In recent days, Wall Street CEOs have offered various predictions about how the Trump administration’s tariff policy could impact their business abroad. Some have cautioned unavoidable fallout, while others claim their international dealings won’t be impacted. David Solomon, CEO of Goldman Sachs (GS), appears to fall somewhere in the middle.
“What we’re hearing from clients, particularly clients in Europe and other places around the world, is they don’t like the level of uncertainty,” said Solomon during the investment bank’s first-quarter earnings call today (April 14). When it comes to how this sentiment will play out for a global financial institution like Goldman Sachs, “it’s early to call heads or tails,” noted the CEO.
Markets have been reeling since April 2, when President Donald Trump unveiled the so-called “Liberation Day” tariffs—an across-the-board 10 percent levy, with additional “reciprocal” duties targeting countries based on their trade deficits. China, notably, has seen its tariffs raised to 145 percent, while most of the other reciprocal levies have been paused for 90 days.
But tariff-induced anxieties remain. Jamie Dimon, CEO of JPMorgan Chase (JPM), warned last week that his bank “will be in the crosshairs” as international clients and countries begin to feel differently about American financial institutions. Morgan Stanley (MS) CEO Ted Pick had a more positive take last week, saying he remains “bullish” on his firm’s global business.
Solomon, meanwhile, believes it’s too soon to tell.

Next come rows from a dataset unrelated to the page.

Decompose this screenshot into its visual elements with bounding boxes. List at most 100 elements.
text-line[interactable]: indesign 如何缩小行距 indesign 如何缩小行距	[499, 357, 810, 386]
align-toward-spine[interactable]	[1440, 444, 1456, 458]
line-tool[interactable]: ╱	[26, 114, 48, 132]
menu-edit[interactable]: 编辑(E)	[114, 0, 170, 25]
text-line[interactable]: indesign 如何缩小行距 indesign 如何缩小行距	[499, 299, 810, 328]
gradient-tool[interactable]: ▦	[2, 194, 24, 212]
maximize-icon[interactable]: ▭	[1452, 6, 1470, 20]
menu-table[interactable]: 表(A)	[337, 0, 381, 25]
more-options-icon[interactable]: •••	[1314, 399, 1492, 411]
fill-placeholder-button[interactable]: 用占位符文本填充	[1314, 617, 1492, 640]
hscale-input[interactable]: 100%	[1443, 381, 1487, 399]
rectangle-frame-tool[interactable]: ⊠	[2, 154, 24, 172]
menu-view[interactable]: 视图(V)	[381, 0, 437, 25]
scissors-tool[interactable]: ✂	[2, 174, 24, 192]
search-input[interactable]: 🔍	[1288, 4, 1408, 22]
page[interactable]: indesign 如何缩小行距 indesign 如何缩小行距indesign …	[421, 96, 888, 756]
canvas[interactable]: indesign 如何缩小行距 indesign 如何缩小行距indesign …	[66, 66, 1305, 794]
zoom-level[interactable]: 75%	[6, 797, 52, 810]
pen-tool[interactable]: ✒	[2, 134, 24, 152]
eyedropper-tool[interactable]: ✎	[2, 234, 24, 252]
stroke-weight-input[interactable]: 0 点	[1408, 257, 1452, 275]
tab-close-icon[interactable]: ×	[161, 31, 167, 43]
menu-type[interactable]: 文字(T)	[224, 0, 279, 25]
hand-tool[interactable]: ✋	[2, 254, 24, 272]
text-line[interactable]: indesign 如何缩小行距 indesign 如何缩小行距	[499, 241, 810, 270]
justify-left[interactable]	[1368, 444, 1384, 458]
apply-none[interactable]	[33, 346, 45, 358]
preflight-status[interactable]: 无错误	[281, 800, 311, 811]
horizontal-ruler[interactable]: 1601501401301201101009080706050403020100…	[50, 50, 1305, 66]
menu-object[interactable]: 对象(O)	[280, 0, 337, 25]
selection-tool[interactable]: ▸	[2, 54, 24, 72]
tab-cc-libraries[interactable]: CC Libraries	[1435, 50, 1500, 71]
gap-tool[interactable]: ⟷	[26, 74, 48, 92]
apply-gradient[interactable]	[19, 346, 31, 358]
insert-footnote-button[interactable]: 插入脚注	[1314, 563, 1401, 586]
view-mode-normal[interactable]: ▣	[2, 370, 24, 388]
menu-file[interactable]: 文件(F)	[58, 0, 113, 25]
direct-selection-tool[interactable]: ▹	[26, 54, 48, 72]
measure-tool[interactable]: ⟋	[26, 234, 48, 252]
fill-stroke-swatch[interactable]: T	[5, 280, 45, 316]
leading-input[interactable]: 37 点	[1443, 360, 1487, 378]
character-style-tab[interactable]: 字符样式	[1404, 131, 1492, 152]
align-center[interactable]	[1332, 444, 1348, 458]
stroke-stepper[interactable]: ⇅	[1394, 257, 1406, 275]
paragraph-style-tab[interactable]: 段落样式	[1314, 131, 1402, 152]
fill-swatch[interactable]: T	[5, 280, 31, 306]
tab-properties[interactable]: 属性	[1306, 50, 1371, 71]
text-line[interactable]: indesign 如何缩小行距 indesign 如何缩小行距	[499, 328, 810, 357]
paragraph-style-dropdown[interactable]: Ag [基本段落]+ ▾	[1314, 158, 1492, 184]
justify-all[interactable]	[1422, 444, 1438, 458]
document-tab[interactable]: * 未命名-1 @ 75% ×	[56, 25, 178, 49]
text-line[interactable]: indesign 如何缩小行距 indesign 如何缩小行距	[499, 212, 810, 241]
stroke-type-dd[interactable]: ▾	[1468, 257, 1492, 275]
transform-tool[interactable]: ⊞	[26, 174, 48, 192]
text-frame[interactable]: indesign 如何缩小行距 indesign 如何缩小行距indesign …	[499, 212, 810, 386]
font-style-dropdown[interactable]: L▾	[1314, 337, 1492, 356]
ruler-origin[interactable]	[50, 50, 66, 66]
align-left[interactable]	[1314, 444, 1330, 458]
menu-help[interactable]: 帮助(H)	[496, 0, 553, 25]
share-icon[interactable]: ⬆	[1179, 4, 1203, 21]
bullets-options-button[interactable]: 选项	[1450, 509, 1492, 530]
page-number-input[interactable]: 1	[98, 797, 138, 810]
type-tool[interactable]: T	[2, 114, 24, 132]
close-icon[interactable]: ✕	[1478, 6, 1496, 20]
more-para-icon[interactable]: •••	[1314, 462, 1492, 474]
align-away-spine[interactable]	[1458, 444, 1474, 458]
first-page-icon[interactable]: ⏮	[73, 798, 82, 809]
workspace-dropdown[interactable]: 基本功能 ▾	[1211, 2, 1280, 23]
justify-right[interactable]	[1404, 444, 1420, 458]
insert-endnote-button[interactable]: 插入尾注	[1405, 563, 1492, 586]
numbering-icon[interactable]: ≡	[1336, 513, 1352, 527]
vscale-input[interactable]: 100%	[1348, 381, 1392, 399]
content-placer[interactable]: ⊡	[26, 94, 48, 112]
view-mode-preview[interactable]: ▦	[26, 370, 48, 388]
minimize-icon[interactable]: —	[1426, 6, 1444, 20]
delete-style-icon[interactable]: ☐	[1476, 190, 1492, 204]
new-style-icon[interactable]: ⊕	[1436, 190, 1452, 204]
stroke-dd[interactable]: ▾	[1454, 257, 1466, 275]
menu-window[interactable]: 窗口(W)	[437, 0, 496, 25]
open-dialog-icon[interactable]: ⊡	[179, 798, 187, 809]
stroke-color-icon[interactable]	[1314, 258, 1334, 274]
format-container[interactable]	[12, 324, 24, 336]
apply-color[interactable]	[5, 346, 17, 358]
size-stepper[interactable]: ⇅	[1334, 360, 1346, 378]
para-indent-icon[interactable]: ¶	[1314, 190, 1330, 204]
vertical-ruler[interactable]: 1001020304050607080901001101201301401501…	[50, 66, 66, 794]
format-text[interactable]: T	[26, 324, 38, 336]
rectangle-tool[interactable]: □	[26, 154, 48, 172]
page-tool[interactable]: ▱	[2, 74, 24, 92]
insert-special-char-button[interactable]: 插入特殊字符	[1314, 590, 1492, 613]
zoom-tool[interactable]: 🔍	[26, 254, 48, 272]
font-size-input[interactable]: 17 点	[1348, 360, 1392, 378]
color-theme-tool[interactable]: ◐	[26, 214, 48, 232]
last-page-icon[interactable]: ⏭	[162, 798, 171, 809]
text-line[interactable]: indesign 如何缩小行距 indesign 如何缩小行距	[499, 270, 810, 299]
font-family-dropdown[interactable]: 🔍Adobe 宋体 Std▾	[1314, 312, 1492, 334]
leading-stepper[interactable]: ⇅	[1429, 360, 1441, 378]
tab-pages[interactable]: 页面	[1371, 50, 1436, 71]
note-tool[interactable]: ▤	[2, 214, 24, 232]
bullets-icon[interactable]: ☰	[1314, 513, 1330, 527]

While the executive told analysts today that international clients are currently “extremely engaged” with the bank and there isn’t a decline of business on the horizon, Solomon noted that short-term concerns are particularly pronounced outside of the U.S.
In some ways, recent market volatility has been beneficial to Goldman Sachs. Heightened levels of uncertainty have spurred a rise in trading, driving up the bank’s equity trading revenue to $4.19 billion in the first three months of this year—a 27 percent year-over-year increase. Total revenue climbed 6 percent to $15.06 billion for the quarter, and profit rose 15 percent to $4.74 billion. Both figures beat estimates. Goldman shares rose 2.3 percent on the results today.
Dealmaking is slowing and heading into more uncertainties.
At the close of 2024, Solomon predicted a surge in mergers and acquisitions under a renewed Trump administration. So far, the reality has been the opposite. Goldman Sachs’ latest earnings reveal a clear slowdown in dealmaking, with investment banking fees dropping 8 percent year-over-year to $1.91 billion. The bank’s deal backlog has grown for the fourth consecutive quarter, Solomon noted, though he added that “our ability to execute on these transactions will, of course, be dependent on market conditions.”
Solomon, like other Wall Street leaders, has become increasingly worried about said market conditions leading to a broader economic downturn. During today’s earnings call, he warned that slowing economic activity around the globe means that “the prospect of a recession has increased.”
Dimon echoed similar concerns last week, putting the odds of a recession this year at 50/50. Other finance titans, like Larry Fink, CEO of BlackRock (BLK), have declared that the U.S. might already be in one.
For the time being, Solomon is urging calm. “My guess is, over time, this level of uncertainty will come down,” he said. “My general message to people is to go slow and take a pause here until we have more clarity around a lot of these issues.”